El término “woke” (literalmente “despierto”) nació en la comunidad afroamericana de Estados Unidos como llamado a estar alerta ante el racismo institucional. Su origen se remonta a la frase stay woke, popularizada en 1938 por el músico Lead Belly para advertir a la población negra de las injusticias y falsas acusaciones que sufrían, y retomada en 2014 por activistas de Black Lives Matter tras el asesinato de Michael Brown en Ferguson.
Con el paso de la década, “woke” dejó de aludir solo al racismo y se extendió a la conciencia frente a otras desigualdades: la de género, la orientación sexual, la discriminación social e, incluso, la urgencia climática. Acabó asociándose a un conjunto de políticas y discursos progresistas que buscan visibilizar y corregir estas injusticias.
A partir de finales de los 2010 —y con especial fuerza entre 2020 y 2021— el término fue reclamado por sectores conservadores y de ultraderecha como etiqueta despectiva para criticar lo que consideran “excesos” culturales del progresismo: desde la inclusión de identidades o narrativas “poco tradicionales” en la cultura popular hasta prácticas de “cultura de la cancelación” que, según ellos, coartan la libertad de expresión.
En español no hay una traducción asentada. Muchas veces se usa el anglicismo “woke” en cursiva o comillas; en círculos más críticos se habla de “despiertismo”; y la RAE sugiere “concienciado” como equivalente aproximado. Lejos de ser un movimiento organizado, “lo woke” funciona hoy como caja de resonancia para debates en torno a igualdad, identidad y poder.

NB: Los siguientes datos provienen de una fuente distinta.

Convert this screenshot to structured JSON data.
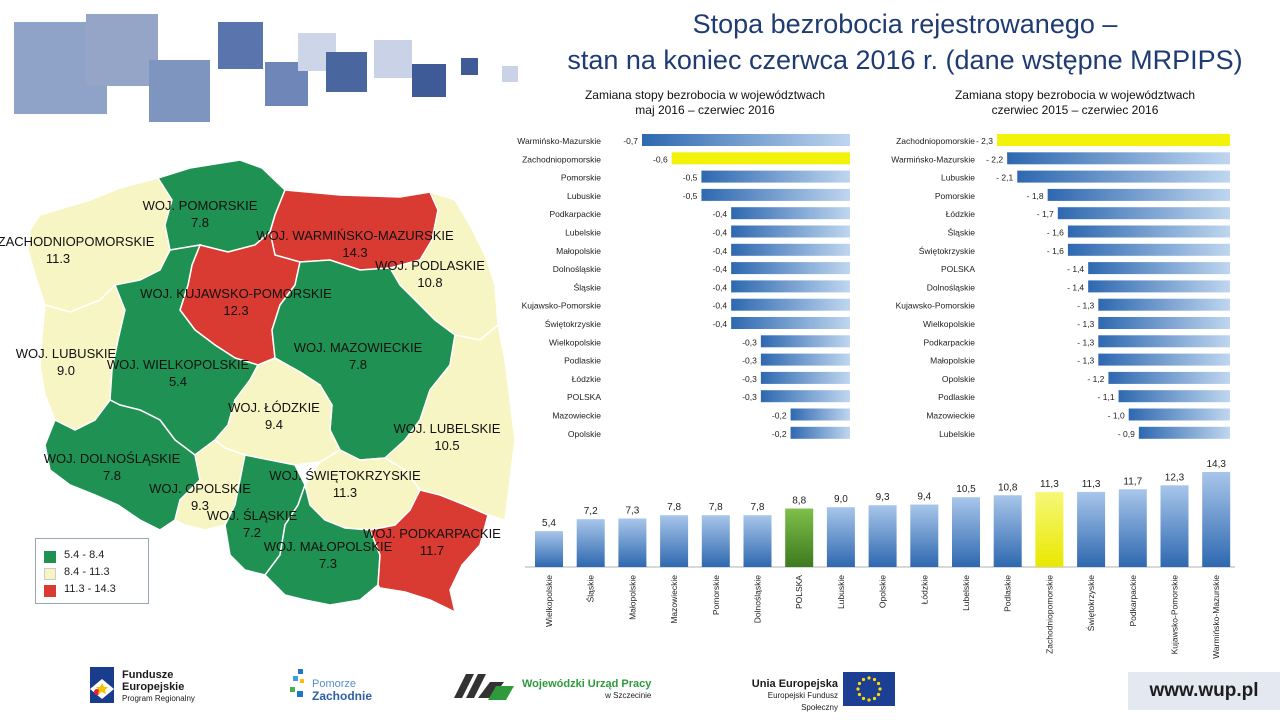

El movimiento woke ha sido objeto de varios reproches, sobre todo desde sectores más conservadores, que suelen señalar puntos como estos:
Cultura de la “cancelación”: se acusa al woke de promover la anulación pública de personas que expresan opiniones heterodoxas, generando linchamientos online o boicots sin espacio para el debate.
Politización excesiva de todo: cualquier aspecto de la vida cotidiana (cine, deporte, educación…) se interpreta a través del prisma de la identidad y la justicia social, lo que para muchos se vuelve agotador y alienante.
Dogmatismo identitario y corrección política rígida: el enfoque woke es visto por críticos como moralmente absolutista, donde el menor desliz lingüístico o conceptual puede tacharse de “ofensivo” y desembocar en ostracismo.
Woke-washing o activismo de escaparate: las marcas y empresas incorporan discursos de diversidad e inclusión de forma superficial, sin transformar realmente sus estructuras, lo que alimenta la desconfianza sobre la autenticidad del movimiento.
Como contrapartida, hete aquí las respuestas más habituales que el movimiento woke ofrece ante sus críticas:
Rendición de cuentas vs. “cancel culture”. Defensores del woke insisten en que lo que llaman “cancelación” no es un linchamiento arbitral, sino un ejercicio de rendición de cuentas: amplía las voces históricamente silenciadas y obliga a figuras públicas a asumir las consecuencias de discursos o acciones opresivas.
Activismo inevitable vs. politización excesiva. Lejos de sobreactuar, sostienen que la neutralidad es en sí misma una postura política: lo personal es político y no actuar frente a la injusticia equivale a perpetuarla. Desde este ángulo, visibilizar un problema en cine, deporte o empresa no “politiza” todo, sino que reconoce que nada existe fuera de relaciones de poder.
Rigor lingüístico vs. corrección política rígida. El uso de lenguaje inclusivo y sensible no nace de un dogma inflexible, sino de la interseccionalidad y el deseo de empatizar con experiencias diversas. Para el woke, matizar nuestro habla es un proceso dinámico de aprendizaje, no una mera coacción moral.
Autenticidad vs. woke-washing. El propio movimiento critica el activismo de escaparate: denuncia que muchas marcas se quedan en el lema sin transformar estructuras internas. Por eso impulsan auditorías de diversidad y herramientas de seguimiento que obliguen a pasar de la publicidad al cambio real.
Liberalismo de base vs. radicalismo marxista. Contrario al mito de un marxismo radical, estudiosos como Erik Kaufmann o John Gray recuerdan que el wokismo hunde sus raíces en la tradición liberal de los derechos civiles: reivindica igualdad de oportunidades, reconocimiento de identidades y libertad de autodefinición, sin supeditarlo todo a un dogma económico extremo.
En resumen, el movimiento woke, en su inicio, es una postura sociocultural e ideológica que parte de la convicción de que las injusticias (raciales, de género, de orientación sexual, de clase, medioambientales…) están tejidas en las estructuras de la sociedad. Lejos de ser un movimiento monolítico, lo woke funciona como lente para reexaminar relatos y estructuras de poder, y a la vez como campo de batalla cultural donde se debaten los límites de la corrección política y la libertad de expresión.